It was known since a couple of years that oxytocin (OT) increases trust (Kosfeld, et al., 2005): in the Trust game, players transfered more money once they inhale OT. Now recent research also suggest that it increases generosity. In a paper presented at the ESA (Economic Science Association, an empirically-oriented economics society) meeting, Stanton, Ahmadi, and Zak, (from the Center for Neuroeconomics studies) showed that Ultimatum players in the OT group offered more money (21% more) than in the placebo group--$4.86 (OT) vs. $4.03 (placebo).
They defined generosity as "an offer that exceeds the average of the MinAccept" (p.9), i.e., the minimum acceptable offer by the "responder" in the Ultimatum. In this case, offers over $2.97 were categorized as generous. Again, OT subjects displayed more generosity: the OT group offered $1.86 (80% more) over the minimum acceptable offer, while placebo subjects offered $1.03.
Interested readers should also read Neural Substrates of Decision-Making in Economic Games, by one of the author of the study (Stanton): in her PhD Thesis, she desribes many neurpeconomic experiences.
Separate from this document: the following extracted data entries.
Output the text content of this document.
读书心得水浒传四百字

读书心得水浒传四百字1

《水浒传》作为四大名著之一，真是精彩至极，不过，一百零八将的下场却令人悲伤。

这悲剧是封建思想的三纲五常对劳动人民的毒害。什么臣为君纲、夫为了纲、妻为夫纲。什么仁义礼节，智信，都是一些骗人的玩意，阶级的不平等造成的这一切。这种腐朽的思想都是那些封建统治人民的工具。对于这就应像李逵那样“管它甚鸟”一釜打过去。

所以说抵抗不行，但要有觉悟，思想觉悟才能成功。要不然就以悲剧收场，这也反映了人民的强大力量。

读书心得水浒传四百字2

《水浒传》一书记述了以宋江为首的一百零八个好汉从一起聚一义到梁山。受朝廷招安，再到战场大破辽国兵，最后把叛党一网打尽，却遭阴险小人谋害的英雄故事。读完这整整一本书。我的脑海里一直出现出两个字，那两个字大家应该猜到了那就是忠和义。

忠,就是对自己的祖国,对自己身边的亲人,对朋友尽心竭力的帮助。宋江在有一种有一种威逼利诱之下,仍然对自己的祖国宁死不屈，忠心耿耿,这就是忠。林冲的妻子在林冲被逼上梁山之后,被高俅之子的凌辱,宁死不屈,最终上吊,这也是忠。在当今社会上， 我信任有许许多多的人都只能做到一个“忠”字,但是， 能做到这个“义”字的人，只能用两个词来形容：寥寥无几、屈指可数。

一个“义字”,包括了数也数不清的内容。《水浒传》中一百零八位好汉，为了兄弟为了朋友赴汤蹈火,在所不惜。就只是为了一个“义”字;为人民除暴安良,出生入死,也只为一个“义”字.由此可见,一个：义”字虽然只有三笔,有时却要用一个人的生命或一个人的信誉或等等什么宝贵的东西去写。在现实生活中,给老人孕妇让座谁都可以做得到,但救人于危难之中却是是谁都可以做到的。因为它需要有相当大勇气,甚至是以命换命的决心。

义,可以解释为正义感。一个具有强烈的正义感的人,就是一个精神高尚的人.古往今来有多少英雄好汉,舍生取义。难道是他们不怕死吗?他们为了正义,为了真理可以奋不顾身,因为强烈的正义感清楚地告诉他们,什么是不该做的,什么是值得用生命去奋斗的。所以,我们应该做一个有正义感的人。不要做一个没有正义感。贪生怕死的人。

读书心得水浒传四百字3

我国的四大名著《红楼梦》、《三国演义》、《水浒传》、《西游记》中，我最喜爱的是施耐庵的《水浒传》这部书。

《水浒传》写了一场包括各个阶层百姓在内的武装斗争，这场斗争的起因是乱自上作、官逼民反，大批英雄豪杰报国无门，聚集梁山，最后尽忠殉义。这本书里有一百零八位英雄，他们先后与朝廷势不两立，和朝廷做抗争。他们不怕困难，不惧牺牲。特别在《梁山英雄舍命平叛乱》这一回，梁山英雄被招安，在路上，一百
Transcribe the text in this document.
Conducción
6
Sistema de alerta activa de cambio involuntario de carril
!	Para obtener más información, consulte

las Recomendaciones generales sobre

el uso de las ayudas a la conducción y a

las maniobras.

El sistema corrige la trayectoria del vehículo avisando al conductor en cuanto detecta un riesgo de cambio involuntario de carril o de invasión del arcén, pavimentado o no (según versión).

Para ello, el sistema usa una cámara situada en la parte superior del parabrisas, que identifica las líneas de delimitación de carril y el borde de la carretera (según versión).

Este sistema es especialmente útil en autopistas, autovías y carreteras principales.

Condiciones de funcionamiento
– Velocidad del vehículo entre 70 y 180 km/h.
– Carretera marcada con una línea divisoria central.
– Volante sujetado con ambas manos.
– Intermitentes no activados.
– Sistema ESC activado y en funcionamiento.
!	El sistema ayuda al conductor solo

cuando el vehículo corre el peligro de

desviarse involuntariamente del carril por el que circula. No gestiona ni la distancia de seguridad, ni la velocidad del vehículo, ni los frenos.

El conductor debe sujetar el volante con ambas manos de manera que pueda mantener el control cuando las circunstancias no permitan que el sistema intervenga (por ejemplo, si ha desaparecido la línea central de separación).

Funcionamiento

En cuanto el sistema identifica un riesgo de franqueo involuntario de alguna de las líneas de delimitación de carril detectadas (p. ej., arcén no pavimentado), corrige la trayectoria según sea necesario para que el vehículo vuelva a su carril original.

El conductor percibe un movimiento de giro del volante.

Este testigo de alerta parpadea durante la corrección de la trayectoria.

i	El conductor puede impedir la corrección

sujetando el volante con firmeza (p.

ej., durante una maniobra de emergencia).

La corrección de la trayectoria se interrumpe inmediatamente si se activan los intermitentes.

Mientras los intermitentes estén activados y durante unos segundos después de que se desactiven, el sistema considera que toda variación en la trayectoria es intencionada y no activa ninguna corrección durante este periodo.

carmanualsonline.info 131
[Anecdote: I once asked people of the ESA why they call their society like that: all presented papers were experimental, so I thought that the name should reflect the empirical nature of the conference. They replied judiscioulsy : "Because we think that it's how economics should be done"...]
- Kosfeld, M., Heinrichs, M., Zak, P. J., Fischbacher, U., & Fehr, E. (2005). Oxytocin increases trust in humans. Nature, 435(7042), 673-676.
- Stanton, A. A. (2007): Neural Substrates of Decision-Making in Economic Games. Published in: Journal of Dissertation Issue 1.Volume 1 (2007): pp. 1-63.
- Stanton, A. A., Ahmadi, S., & Zak, P. J. (2007). Oxytocin Increases Generosity. Paper presented at the Economic Science Association 2007 World Meeting.